Hirsi Ali rightly attributes the genesis for the assault against Christians to the Egyptian security forces. Although some militant Egyptian Muslims did in fact join the violence against Christians, she overlooks the fact that increasingly Christians have been joined by many Muslim Egyptians in calling for this discrimination and backlash to be addressed.
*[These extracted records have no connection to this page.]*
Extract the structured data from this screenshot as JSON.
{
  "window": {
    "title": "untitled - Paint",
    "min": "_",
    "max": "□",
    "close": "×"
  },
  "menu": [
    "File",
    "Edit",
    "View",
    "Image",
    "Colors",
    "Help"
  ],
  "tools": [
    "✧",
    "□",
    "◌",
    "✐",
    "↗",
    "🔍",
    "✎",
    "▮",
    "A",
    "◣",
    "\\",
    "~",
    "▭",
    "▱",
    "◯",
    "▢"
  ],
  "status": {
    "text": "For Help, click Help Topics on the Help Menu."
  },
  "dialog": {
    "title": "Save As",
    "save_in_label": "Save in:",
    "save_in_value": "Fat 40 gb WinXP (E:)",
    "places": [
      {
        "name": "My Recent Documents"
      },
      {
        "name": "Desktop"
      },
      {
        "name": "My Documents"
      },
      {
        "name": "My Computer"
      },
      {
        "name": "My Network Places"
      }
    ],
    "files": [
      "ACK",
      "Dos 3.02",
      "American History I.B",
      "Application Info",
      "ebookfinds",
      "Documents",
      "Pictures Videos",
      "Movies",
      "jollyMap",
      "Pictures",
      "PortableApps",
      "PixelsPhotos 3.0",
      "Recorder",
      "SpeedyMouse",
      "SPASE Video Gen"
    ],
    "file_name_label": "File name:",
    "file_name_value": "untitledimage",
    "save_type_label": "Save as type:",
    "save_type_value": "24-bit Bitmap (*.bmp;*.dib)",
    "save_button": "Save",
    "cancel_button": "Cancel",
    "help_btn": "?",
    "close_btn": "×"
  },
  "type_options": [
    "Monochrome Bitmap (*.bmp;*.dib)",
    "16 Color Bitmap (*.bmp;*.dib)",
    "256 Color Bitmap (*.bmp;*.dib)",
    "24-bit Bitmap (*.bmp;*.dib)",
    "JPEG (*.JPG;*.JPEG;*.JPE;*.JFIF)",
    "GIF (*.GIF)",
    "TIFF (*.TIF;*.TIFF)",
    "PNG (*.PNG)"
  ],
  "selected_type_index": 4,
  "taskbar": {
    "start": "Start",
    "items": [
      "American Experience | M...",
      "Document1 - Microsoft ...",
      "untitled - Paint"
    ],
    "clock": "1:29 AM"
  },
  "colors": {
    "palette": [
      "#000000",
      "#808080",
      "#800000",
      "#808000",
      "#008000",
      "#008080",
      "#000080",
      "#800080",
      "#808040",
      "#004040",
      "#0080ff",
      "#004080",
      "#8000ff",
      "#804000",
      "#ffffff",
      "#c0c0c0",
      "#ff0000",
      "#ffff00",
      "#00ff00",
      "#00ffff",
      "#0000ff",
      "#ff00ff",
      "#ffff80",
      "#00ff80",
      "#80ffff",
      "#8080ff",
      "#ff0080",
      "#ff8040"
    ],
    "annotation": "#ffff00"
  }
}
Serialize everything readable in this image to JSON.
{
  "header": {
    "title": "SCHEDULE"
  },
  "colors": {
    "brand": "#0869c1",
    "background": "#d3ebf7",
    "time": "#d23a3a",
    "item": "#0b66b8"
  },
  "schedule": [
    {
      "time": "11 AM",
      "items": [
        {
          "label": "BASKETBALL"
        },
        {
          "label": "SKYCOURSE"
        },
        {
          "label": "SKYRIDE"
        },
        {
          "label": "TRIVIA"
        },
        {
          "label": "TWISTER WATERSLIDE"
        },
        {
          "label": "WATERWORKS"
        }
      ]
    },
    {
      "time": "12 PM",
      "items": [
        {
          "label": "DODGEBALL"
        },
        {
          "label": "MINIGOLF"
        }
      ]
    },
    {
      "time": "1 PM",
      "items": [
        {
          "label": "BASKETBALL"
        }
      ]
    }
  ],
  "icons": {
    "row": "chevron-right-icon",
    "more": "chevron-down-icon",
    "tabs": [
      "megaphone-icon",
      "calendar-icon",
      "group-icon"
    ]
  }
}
Thus, she fails to mention the many Muslims marched in solidarity with the Christians against the security forces and were also injured as a Reuters article dated Oct. 14, 2011 reported: “At least 2,000 people rallied in Cairo on Friday in a show of unity between Muslims and Christians and to express anger at the ruling military council after 25 people died when a protest by Coptic Christians led to clashes with the army.”

She also fails to recognize the continuing state violence in Egypt against activists and protestors regardless of their faith.

Thousands of Muslims turned up in droves outside churches around the country for the Coptic Christmas Eve mass, in solidarity with a beleaguered Coptic community offering their bodies, and lives, as “human shields,” making a pledge to collectively fight the threat of Islamic militants and build an Egypt free from sectarian strife: “Egypt’s Muslims attend Coptic Christmas mass, serving as “human shields.”

Ali also points to the “flight” of Christians from the Middle East as proof of widespread persecution. According to Gallup surveys in Lebanon, however, Muslims are slightly more likely than their Christian counterparts to want to flee the country permanently and for Muslim and Christian alike the reason they give is primarily economic.

More problematic and deceptive is Hirsi Ali’s charge that: “What has often been described as a civil war is in practice the Sudanese government’s sustained persecution of religious minorities. This persecution culminated in the infamous genocide in Darfur that began in 2003.” Sudan has certainly been a battleground for decades, but to say that Darfur is an example of the Muslim-Christian genocide is flat out wrong. The black African victims in Darfur were almost exclusively Muslim. The killers were Arab Sudanese Muslims (janjaweed) who murdered black Sudanese Muslims.

Addressing the issue of religious freedom requires greater global awareness and a concerted effort by governments, religious leaders, academics and human rights organizations, as well as curricula reform in many seminary and university religion courses (particularly comparative religion courses), to counter religious exclusivism by instilling more pluralistic and tolerant visions and values in the next generation of imams, priests, scholars and the general public. However, when lives are at stake and the safety and security of all citizens threatened, accurate and data driven analysis is crucial. Inflammatory statements and unsubstantiated generalizations exacerbate the problem, risk more strife or even violence and do little to contribute to finding a solution.